Now, I’m not going to nail every goal I set for myself between now and September, I know that. But I am going to try. And I’ll also try to force a little accountability here.
There are 95 days until September 1. Here’s some of what I intend to do with that time:
· Write 95k words of my horror novel work in progress.
· Publish 3x a week on Substack.
· Post something at least once a day (whether that’s here on Notes, Instagram, Blue Sky if I ever get a code—Hi, do you have codes to distribute? Would you please further enable this nonsense?).

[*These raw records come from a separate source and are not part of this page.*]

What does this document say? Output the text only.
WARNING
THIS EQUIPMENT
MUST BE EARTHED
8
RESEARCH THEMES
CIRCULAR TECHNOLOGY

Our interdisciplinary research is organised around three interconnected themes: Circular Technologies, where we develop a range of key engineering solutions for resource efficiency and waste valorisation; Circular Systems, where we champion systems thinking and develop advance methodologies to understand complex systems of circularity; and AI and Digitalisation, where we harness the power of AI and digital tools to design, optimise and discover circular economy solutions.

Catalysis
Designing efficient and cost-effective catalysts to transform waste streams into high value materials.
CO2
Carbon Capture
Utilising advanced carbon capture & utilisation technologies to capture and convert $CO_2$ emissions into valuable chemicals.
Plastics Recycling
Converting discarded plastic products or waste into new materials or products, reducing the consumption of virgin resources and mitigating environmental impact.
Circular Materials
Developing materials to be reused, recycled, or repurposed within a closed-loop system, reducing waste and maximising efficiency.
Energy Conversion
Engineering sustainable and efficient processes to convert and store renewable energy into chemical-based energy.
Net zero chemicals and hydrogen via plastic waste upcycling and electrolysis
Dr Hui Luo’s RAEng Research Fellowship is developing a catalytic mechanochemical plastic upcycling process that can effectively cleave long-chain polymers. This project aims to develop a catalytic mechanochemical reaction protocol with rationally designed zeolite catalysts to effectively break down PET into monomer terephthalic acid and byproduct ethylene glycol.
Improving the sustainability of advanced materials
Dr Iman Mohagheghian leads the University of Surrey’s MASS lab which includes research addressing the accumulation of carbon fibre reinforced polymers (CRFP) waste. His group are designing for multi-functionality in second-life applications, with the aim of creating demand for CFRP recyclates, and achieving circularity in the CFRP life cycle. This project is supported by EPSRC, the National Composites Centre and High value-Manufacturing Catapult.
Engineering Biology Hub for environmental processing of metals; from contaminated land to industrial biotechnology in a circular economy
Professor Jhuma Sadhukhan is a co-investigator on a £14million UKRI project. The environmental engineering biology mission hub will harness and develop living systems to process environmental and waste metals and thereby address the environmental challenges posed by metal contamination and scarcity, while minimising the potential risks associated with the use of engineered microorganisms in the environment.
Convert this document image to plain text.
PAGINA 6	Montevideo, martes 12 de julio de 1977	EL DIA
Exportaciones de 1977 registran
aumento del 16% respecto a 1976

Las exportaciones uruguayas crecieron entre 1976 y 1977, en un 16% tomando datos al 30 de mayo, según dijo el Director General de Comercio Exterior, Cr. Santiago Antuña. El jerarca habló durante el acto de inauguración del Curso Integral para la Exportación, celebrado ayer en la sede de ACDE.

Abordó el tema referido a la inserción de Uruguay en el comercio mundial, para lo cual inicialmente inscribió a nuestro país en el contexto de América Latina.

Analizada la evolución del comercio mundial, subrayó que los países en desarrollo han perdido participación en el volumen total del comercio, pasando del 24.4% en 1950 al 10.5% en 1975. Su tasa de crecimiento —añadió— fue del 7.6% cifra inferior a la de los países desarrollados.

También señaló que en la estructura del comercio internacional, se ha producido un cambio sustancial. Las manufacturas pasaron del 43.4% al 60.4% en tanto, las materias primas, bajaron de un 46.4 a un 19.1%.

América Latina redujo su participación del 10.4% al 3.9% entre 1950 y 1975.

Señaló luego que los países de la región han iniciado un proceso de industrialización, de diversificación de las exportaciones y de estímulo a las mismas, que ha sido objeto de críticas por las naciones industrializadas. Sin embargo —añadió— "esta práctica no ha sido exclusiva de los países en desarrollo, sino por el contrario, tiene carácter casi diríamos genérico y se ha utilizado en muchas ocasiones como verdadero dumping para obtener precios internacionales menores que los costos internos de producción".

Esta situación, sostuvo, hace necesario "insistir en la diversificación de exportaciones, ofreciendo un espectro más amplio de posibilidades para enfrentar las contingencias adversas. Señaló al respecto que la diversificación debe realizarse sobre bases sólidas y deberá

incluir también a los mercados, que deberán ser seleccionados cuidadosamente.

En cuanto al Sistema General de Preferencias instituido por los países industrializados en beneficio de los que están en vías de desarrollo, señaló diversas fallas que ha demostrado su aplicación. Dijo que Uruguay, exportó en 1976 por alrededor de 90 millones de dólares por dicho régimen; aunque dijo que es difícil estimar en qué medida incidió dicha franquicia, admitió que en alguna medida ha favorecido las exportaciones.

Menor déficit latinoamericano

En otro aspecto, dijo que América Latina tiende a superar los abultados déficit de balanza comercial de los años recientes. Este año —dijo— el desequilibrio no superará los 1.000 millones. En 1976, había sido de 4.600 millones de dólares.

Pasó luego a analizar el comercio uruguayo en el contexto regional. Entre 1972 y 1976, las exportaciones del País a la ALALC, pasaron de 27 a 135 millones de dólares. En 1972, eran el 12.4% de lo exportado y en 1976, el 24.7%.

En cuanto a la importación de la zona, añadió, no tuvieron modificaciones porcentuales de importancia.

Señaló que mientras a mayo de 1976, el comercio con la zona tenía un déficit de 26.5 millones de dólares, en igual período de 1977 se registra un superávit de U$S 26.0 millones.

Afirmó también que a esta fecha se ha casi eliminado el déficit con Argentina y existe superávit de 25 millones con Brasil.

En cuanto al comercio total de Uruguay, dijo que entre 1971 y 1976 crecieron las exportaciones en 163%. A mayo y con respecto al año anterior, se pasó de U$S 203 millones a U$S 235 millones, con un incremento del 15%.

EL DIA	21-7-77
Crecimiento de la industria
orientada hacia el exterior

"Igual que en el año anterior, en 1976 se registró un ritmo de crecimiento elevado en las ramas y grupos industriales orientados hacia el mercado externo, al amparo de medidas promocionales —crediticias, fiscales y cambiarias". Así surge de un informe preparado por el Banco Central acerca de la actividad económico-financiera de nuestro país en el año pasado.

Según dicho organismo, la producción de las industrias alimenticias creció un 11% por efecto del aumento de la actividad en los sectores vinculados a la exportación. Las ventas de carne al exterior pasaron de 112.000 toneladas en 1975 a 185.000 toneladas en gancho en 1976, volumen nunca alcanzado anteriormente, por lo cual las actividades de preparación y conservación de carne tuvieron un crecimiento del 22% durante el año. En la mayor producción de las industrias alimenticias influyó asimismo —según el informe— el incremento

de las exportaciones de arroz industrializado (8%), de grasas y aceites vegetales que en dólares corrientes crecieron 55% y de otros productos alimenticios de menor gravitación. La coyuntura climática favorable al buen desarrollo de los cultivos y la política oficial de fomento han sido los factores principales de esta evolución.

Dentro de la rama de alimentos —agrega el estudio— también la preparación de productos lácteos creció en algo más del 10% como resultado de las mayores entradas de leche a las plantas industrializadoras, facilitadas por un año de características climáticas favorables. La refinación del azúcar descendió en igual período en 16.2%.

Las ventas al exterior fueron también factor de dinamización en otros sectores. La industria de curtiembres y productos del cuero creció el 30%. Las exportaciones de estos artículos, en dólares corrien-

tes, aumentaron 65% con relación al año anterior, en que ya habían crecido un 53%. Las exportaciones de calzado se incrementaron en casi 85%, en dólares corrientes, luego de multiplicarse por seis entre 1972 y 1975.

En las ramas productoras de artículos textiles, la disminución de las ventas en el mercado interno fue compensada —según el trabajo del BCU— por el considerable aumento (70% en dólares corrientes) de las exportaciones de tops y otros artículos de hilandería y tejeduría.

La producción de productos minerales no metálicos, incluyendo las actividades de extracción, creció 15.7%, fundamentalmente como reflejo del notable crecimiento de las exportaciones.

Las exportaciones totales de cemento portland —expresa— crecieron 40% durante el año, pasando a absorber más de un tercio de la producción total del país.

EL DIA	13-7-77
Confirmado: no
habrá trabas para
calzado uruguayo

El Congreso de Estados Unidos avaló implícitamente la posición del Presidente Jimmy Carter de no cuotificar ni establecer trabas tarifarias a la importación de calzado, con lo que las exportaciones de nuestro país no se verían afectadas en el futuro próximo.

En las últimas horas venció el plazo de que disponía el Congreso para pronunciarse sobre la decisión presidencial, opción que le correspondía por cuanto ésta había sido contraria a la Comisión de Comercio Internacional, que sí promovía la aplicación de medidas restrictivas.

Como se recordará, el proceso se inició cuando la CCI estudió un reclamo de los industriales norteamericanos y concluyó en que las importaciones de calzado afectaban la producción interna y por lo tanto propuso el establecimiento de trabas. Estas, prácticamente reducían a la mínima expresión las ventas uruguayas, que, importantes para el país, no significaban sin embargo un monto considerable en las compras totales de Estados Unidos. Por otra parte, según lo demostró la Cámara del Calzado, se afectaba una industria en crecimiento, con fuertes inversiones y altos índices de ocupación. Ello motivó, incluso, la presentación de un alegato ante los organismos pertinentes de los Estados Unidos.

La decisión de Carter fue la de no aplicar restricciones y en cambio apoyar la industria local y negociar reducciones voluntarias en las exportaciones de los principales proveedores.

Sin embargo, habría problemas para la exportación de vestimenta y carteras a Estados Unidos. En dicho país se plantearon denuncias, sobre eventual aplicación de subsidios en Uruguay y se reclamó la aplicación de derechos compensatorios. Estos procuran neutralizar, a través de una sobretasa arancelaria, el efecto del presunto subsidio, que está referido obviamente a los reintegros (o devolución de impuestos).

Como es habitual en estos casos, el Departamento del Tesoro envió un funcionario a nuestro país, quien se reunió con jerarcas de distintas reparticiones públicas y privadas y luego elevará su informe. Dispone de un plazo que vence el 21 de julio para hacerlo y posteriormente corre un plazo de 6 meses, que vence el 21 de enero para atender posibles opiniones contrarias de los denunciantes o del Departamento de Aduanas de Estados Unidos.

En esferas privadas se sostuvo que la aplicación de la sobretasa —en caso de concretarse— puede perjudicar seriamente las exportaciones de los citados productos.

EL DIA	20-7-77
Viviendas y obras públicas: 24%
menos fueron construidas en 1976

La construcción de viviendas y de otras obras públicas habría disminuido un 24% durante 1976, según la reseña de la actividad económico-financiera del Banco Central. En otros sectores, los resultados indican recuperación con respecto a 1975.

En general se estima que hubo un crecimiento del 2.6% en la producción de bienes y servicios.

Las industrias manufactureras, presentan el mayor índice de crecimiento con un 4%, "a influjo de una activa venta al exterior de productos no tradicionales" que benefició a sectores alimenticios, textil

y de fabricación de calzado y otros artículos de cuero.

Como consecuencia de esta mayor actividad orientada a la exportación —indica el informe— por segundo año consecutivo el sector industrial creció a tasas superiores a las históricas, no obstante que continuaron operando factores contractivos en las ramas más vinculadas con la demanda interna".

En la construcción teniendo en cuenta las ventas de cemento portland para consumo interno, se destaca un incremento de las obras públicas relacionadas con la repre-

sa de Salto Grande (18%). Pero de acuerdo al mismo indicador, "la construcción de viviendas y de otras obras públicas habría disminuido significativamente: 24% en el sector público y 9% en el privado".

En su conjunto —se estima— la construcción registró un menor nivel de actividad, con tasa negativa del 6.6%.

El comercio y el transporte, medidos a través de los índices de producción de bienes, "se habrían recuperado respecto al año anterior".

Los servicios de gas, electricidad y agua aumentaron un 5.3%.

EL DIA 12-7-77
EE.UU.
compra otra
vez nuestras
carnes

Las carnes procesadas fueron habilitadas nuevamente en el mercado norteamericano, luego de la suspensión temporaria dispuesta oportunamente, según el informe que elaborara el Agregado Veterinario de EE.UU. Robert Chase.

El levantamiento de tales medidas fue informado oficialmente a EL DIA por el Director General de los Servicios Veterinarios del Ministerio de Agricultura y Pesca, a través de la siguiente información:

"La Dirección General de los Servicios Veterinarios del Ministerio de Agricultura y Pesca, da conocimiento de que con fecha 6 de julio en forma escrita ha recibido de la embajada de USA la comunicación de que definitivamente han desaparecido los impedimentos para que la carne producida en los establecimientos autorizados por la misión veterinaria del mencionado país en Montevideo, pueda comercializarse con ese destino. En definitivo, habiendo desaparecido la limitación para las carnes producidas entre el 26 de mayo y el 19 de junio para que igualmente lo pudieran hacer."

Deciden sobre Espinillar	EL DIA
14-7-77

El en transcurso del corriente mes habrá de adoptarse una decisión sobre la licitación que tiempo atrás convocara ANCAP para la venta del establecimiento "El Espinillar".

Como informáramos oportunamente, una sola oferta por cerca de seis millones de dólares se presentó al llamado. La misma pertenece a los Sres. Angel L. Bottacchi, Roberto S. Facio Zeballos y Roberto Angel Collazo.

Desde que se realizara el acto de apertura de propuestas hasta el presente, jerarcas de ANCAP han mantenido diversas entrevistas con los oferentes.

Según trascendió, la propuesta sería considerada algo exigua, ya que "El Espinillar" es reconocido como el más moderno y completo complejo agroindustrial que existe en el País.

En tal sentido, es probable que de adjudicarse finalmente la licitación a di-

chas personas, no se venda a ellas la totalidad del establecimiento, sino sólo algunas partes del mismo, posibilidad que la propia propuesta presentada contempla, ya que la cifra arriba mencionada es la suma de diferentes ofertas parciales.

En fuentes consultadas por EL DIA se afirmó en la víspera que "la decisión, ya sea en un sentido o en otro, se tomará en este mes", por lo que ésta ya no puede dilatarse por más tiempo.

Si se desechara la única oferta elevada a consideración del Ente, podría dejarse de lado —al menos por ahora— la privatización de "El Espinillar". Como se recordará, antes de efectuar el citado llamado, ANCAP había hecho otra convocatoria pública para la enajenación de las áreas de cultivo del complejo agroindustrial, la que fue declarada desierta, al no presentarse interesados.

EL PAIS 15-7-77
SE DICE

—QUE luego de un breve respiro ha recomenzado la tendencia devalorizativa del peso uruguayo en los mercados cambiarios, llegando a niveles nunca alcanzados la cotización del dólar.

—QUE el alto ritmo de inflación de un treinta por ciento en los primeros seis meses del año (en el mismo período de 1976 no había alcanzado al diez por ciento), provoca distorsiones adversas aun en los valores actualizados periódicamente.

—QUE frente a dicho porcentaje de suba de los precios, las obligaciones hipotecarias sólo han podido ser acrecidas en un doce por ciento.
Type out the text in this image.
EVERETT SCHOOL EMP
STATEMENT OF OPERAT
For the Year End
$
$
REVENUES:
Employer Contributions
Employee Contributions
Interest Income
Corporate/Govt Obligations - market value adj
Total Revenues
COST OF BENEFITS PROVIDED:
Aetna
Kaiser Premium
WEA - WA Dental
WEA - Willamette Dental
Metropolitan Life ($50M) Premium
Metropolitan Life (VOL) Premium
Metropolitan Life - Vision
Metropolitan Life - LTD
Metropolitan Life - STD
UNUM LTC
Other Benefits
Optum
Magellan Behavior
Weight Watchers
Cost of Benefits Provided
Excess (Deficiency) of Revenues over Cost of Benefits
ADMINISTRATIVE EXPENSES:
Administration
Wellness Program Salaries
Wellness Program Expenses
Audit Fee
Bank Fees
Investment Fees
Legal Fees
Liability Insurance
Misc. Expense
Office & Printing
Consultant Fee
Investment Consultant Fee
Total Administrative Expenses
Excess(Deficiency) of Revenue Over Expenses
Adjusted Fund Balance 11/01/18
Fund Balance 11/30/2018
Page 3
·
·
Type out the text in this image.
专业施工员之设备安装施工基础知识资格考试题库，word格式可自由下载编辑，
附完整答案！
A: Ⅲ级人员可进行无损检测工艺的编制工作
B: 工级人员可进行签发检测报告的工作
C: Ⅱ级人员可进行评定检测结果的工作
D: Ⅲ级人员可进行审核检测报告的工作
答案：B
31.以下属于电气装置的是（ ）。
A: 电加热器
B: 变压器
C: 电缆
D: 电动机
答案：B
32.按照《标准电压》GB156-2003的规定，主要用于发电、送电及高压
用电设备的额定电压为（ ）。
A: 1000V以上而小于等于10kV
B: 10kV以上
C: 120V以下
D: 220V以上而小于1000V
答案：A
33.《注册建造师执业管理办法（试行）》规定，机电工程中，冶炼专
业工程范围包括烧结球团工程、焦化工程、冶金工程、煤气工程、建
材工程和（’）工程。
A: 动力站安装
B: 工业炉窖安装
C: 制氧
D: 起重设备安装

I’ve spent the last decade or so writing with my head down. I’ve published short fiction and accomplished some serious writing goals, but most of that time has been spent toiling, querying, signing with more than one agent, watching life happen and dissolve some of those efforts.
I’ve not worked to shine light on my own efforts on a platform like this because it just seemed so repellent. The self-promotion is painful. I react badly to it.
But now, it’s time. It’s time to lift my head. It’s time to be participatory, conversational, more open.
I’m going to treat it like a relationship I want to develop. And I’ll try here to do that the right way: by being authentic, straight forward, and not too needy. Now, please subscribe and enter all your friends’ email addresses too.
Thank you and I wish you a super-powered summer.
Lane
Allow Me to Introduce Myself and My Bad Tattoo
Maybe by removing the Superman tattoo, you'll realize that you needn't be a Superman yourself and start loving Lane for his spirit, creativity, and heart, not for whether he's crushing his goals.
And "hi" to you too, from Melbourne.
Mostly I forget that I even have tattoos. I wish my pink lotus flowers had remained as vivid as the day they were inked, at least I have a photo.